Culturing cells under hypoxia, Image: DLR (CC-BY 3.0)
Individual variations of radiation sensitivity
Human response to ionizing radiation is individual and variable. The heritability of various parameters of radiation sensitivity (chromosome aberrations, DNA damage response, cell cycle changes and cell death) is between 40-80%. Investigations of the individual radiation sensitivity are thought to provide the basis for personalized countermeasures against key environmental factors in long-term missions such as space radiation, and will also provide important results for use in terrestrial medicine. The first step in this research field is the development of innovative biomarkers for radiation sensitivity that can be determined in a blood sample.
Working with an oxygen mask, Image: DLR (CC-BY 3.0)

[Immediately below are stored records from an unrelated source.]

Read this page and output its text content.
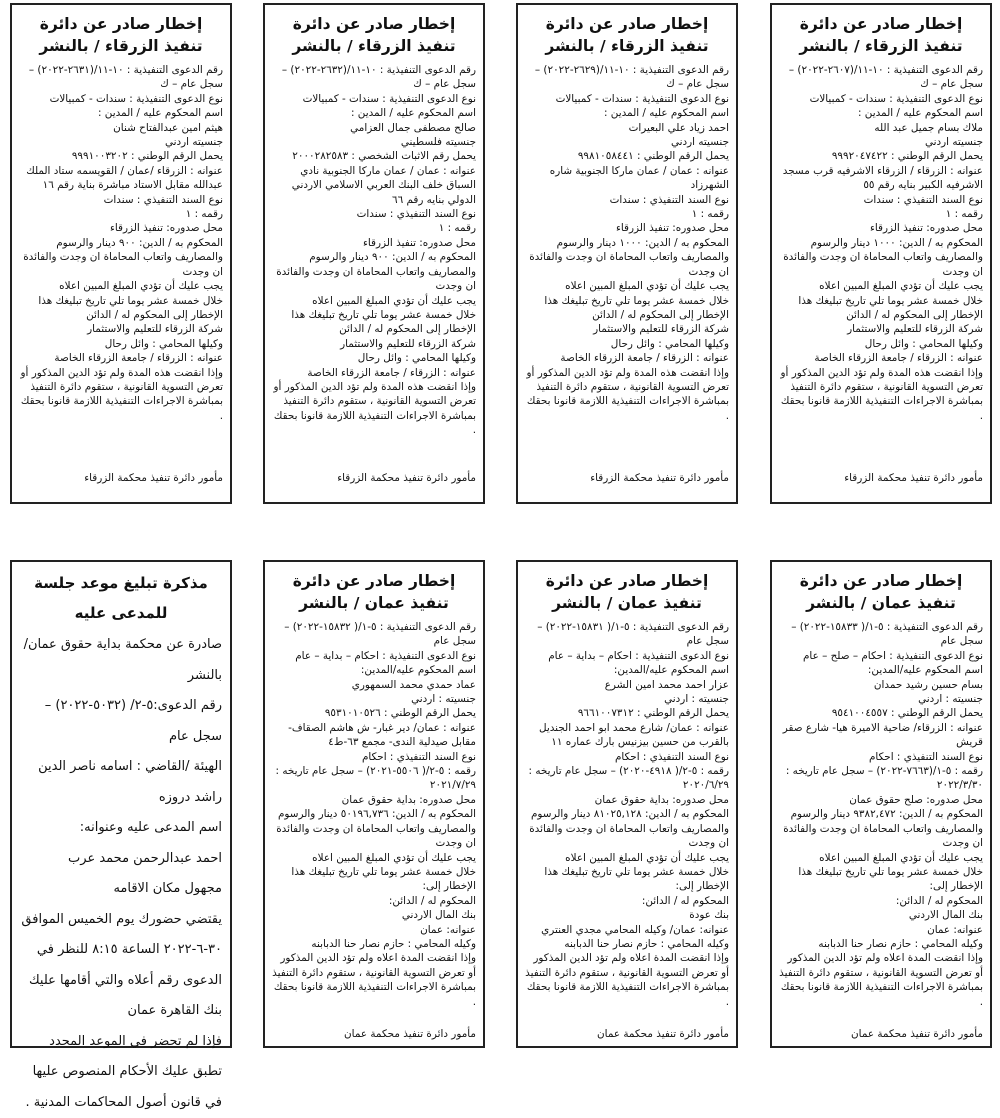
إخطار صادر عن دائرة تنفيذ الزرقاء / بالنشر
رقم الدعوى التنفيذية : ١٠-١١/(٢٦٠٧-٢٠٢٢) – سجل عام – ك
نوع الدعوى التنفيذية : سندات - كمبيالات
اسم المحكوم عليه / المدين :
ملاك بسام جميل عبد الله
جنسيته اردني
يحمل الرقم الوطني : ٩٩٩٢٠٤٧٤٢٢
عنوانه : الزرقاء / الزرقاء الاشرفيه قرب مسجد الاشرفيه الكبير بنايه رقم ٥٥
نوع السند التنفيذي : سندات
رقمه : ١
محل صدوره: تنفيذ الزرقاء
المحكوم به / الدين: ١٠٠٠ دينار والرسوم والمصاريف واتعاب المحاماة ان وجدت والفائدة ان وجدت
يجب عليك أن تؤدي المبلغ المبين اعلاه
خلال خمسة عشر يوما تلي تاريخ تبليغك هذا الإخطار إلى المحكوم له / الدائن
شركة الزرقاء للتعليم والاستثمار
وكيلها المحامي : وائل رحال
عنوانه : الزرقاء / جامعة الزرقاء الخاصة
وإذا انقضت هذه المدة ولم تؤد الدين المذكور أو تعرض التسوية القانونية ، ستقوم دائرة التنفيذ بمباشرة الاجراءات التنفيذية اللازمة قانونا بحقك .
مأمور دائرة تنفيذ محكمة الزرقاء
إخطار صادر عن دائرة تنفيذ الزرقاء / بالنشر
رقم الدعوى التنفيذية : ١٠-١١/(٢٦٢٩-٢٠٢٢) – سجل عام – ك
نوع الدعوى التنفيذية : سندات - كمبيالات
اسم المحكوم عليه / المدين :
احمد زياد علي البعيرات
جنسيته اردني
يحمل الرقم الوطني : ٩٩٨١٠٥٨٤٤١
عنوانه : عمان / عمان ماركا الجنوبية شاره الشهرزاد
نوع السند التنفيذي : سندات
رقمه : ١
محل صدوره: تنفيذ الزرقاء
المحكوم به / الدين: ١٠٠٠ دينار والرسوم والمصاريف واتعاب المحاماة ان وجدت والفائدة ان وجدت
يجب عليك أن تؤدي المبلغ المبين اعلاه
خلال خمسة عشر يوما تلي تاريخ تبليغك هذا الإخطار إلى المحكوم له / الدائن
شركة الزرقاء للتعليم والاستثمار
وكيلها المحامي : وائل رحال
عنوانه : الزرقاء / جامعة الزرقاء الخاصة
وإذا انقضت هذه المدة ولم تؤد الدين المذكور أو تعرض التسوية القانونية ، ستقوم دائرة التنفيذ بمباشرة الاجراءات التنفيذية اللازمة قانونا بحقك .
مأمور دائرة تنفيذ محكمة الزرقاء
إخطار صادر عن دائرة تنفيذ الزرقاء / بالنشر
رقم الدعوى التنفيذية : ١٠-١١/(٢٦٣٢-٢٠٢٢) – سجل عام – ك
نوع الدعوى التنفيذية : سندات - كمبيالات
اسم المحكوم عليه / المدين :
صالح مصطفى جمال العزامي
جنسيته فلسطيني
يحمل رقم الاثبات الشخصي : ٢٠٠٠٢٨٢٥٨٣
عنوانه : عمان / عمان ماركا الجنوبية نادي السباق خلف البنك العربي الاسلامي الاردني الدولي بنايه رقم ٦٦
نوع السند التنفيذي : سندات
رقمه : ١
محل صدوره: تنفيذ الزرقاء
المحكوم به / الدين: ٩٠٠ دينار والرسوم والمصاريف واتعاب المحاماة ان وجدت والفائدة ان وجدت
يجب عليك أن تؤدي المبلغ المبين اعلاه
خلال خمسة عشر يوما تلي تاريخ تبليغك هذا الإخطار إلى المحكوم له / الدائن
شركة الزرقاء للتعليم والاستثمار
وكيلها المحامي : وائل رحال
عنوانه : الزرقاء / جامعة الزرقاء الخاصة
وإذا انقضت هذه المدة ولم تؤد الدين المذكور أو تعرض التسوية القانونية ، ستقوم دائرة التنفيذ بمباشرة الاجراءات التنفيذية اللازمة قانونا بحقك .
مأمور دائرة تنفيذ محكمة الزرقاء
إخطار صادر عن دائرة تنفيذ الزرقاء / بالنشر
رقم الدعوى التنفيذية : ١٠-١١/(٢٦٣١-٢٠٢٢) – سجل عام – ك
نوع الدعوى التنفيذية : سندات - كمبيالات
اسم المحكوم عليه / المدين :
هيثم امين عبدالفتاح شنان
جنسيته اردني
يحمل الرقم الوطني : ٩٩٩١٠٠٣٢٠٢
عنوانه : الزرقاء /عمان / القويسمه ستاد الملك عبدالله مقابل الاستاد مباشرة بناية رقم ١٦
نوع السند التنفيذي : سندات
رقمه : ١
محل صدوره: تنفيذ الزرقاء
المحكوم به / الدين: ٩٠٠ دينار والرسوم والمصاريف واتعاب المحاماة ان وجدت والفائدة ان وجدت
يجب عليك أن تؤدي المبلغ المبين اعلاه
خلال خمسة عشر يوما تلي تاريخ تبليغك هذا الإخطار إلى المحكوم له / الدائن
شركة الزرقاء للتعليم والاستثمار
وكيلها المحامي : وائل رحال
عنوانه : الزرقاء / جامعة الزرقاء الخاصة
وإذا انقضت هذه المدة ولم تؤد الدين المذكور أو تعرض التسوية القانونية ، ستقوم دائرة التنفيذ بمباشرة الاجراءات التنفيذية اللازمة قانونا بحقك .
مأمور دائرة تنفيذ محكمة الزرقاء
إخطار صادر عن دائرة تنفيذ عمان / بالنشر
رقم الدعوى التنفيذية : ٥-١/( ١٥٨٣٣-٢٠٢٢) – سجل عام
نوع الدعوى التنفيذية : احكام – صلح – عام
اسم المحكوم عليه/المدين:
بسام حسين رشيد حمدان
جنسيته : اردني
يحمل الرقم الوطني : ٩٥٤١٠٠٤٥٥٧
عنوانه : الزرقاء/ ضاحية الاميرة هيا- شارع صقر قريش
نوع السند التنفيذي : احكام
رقمه : ٥-١/(٧٦٦٣-٢٠٢٢) – سجل عام تاريخه : ٢٠٢٢/٣/٣٠
محل صدوره: صلح حقوق عمان
المحكوم به / الدين: ٩٣٨٢,٤٧٢ دينار والرسوم والمصاريف واتعاب المحاماة ان وجدت والفائدة ان وجدت
يجب عليك أن تؤدي المبلغ المبين اعلاه
خلال خمسة عشر يوما تلي تاريخ تبليغك هذا الإخطار إلى:
المحكوم له / الدائن:
بنك المال الاردني
عنوانه: عمان
وكيله المحامي : حازم نصار حنا الدبابنه
وإذا انقضت المدة اعلاه ولم تؤد الدين المذكور أو تعرض التسوية القانونية ، ستقوم دائرة التنفيذ بمباشرة الاجراءات التنفيذية اللازمة قانونا بحقك .
مأمور دائرة تنفيذ محكمة عمان
إخطار صادر عن دائرة تنفيذ عمان / بالنشر
رقم الدعوى التنفيذية : ٥-١/( ١٥٨٣١-٢٠٢٢) – سجل عام
نوع الدعوى التنفيذية : احكام – بداية – عام
اسم المحكوم عليه/المدين:
عزار احمد محمد امين الشرع
جنسيته : اردني
يحمل الرقم الوطني : ٩٦٦١٠٠٧٣١٢
عنوانه : عمان/ شارع محمد ابو احمد الجنديل بالقرب من حسين بيزنيس بارك عماره ١١
نوع السند التنفيذي : احكام
رقمه : ٥-٢/( ٤٩١٨-٢٠٢٠) – سجل عام تاريخه : ٢٠٢٠/٦/٢٩
محل صدوره: بداية حقوق عمان
المحكوم به / الدين: ٨١٠٢٥,١٢٨ دينار والرسوم والمصاريف واتعاب المحاماة ان وجدت والفائدة ان وجدت
يجب عليك أن تؤدي المبلغ المبين اعلاه
خلال خمسة عشر يوما تلي تاريخ تبليغك هذا الإخطار إلى:
المحكوم له / الدائن:
بنك عودة
عنوانه: عمان/ وكيله المحامي مجدي العنتري
وكيله المحامي : حازم نصار حنا الدبابنه
وإذا انقضت المدة اعلاه ولم تؤد الدين المذكور أو تعرض التسوية القانونية ، ستقوم دائرة التنفيذ بمباشرة الاجراءات التنفيذية اللازمة قانونا بحقك .
مأمور دائرة تنفيذ محكمة عمان
إخطار صادر عن دائرة تنفيذ عمان / بالنشر
رقم الدعوى التنفيذية : ٥-١/( ١٥٨٣٢-٢٠٢٢) – سجل عام
نوع الدعوى التنفيذية : احكام – بداية – عام
اسم المحكوم عليه/المدين:
عماد حمدي محمد السمهوري
جنسيته : اردني
يحمل الرقم الوطني : ٩٥٣١٠١٠٥٢٦
عنوانه : عمان/ دير غبار- ش هاشم الصقاف- مقابل صيدلية الندى- مجمع ٦٣-ط٤
نوع السند التنفيذي : احكام
رقمه : ٥-٢/( ٥٥٠٦-٢٠٢١) – سجل عام تاريخه : ٢٠٢١/٧/٢٩
محل صدوره: بداية حقوق عمان
المحكوم به / الدين: ٥٠١٩٦,٧٣٦ دينار والرسوم والمصاريف واتعاب المحاماة ان وجدت والفائدة ان وجدت
يجب عليك أن تؤدي المبلغ المبين اعلاه
خلال خمسة عشر يوما تلي تاريخ تبليغك هذا الإخطار إلى:
المحكوم له / الدائن:
بنك المال الاردني
عنوانه: عمان
وكيله المحامي : حازم نصار حنا الدبابنه
وإذا انقضت المدة اعلاه ولم تؤد الدين المذكور أو تعرض التسوية القانونية ، ستقوم دائرة التنفيذ بمباشرة الاجراءات التنفيذية اللازمة قانونا بحقك .
مأمور دائرة تنفيذ محكمة عمان
مذكرة تبليغ موعد جلسة
للمدعى عليه
صادرة عن محكمة بداية حقوق عمان/بالنشر
رقم الدعوى:٥-٢/ (٥٠٣٢-٢٠٢٢) – سجل عام
الهيئة /القاضي : اسامه ناصر الدين راشد دروزه
اسم المدعى عليه وعنوانه:
احمد عبدالرحمن محمد عرب
مجهول مكان الاقامه
يقتضي حضورك يوم الخميس الموافق ٣٠-٦-٢٠٢٢ الساعة ٨:١٥ للنظر في الدعوى رقم أعلاه والتي أقامها عليك
بنك القاهرة عمان
فإذا لم تحضر في الموعد المحدد تطبق عليك الأحكام المنصوص عليها في قانون أصول المحاكمات المدنية .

 Hellweg CE, Baumstark-Khan C, Schmitz C, Lau P, Meier MM, Testard I, Berger T, Reitz G (2011) Activation of the NF-κB pathway by heavy ion beams of different linear energy transfer. International Journal of Radiation Biology 87, 954-963.
 Hellweg CE, Spitta L, Koch K, Chishti AA, Henschenmacher B, Diegeler S, Konda B, Feles S, Schmitz C, Berger T, Baumstark-Khan C (2018) The Role of the Nuclear Factor κB Pathway in the Cellular Response to Low and High Linear Energy Transfer Radiation. International Journal of Molecular Sciences, 19 (8): 2220.
 Chishti AA, Baumstark-Khan C, Koch K, Kolanus W, Feles S, Konda B, Azhar A, Spitta LF, Henschenmacher B, Diegeler S, Schmitz C, Hellweg CE (2018) Linear Energy Transfer Modulates Radiation-Induced NF-κB Activation and Expression of its Downstream Target Genes. Radiation Research, 189 (4): 354-370.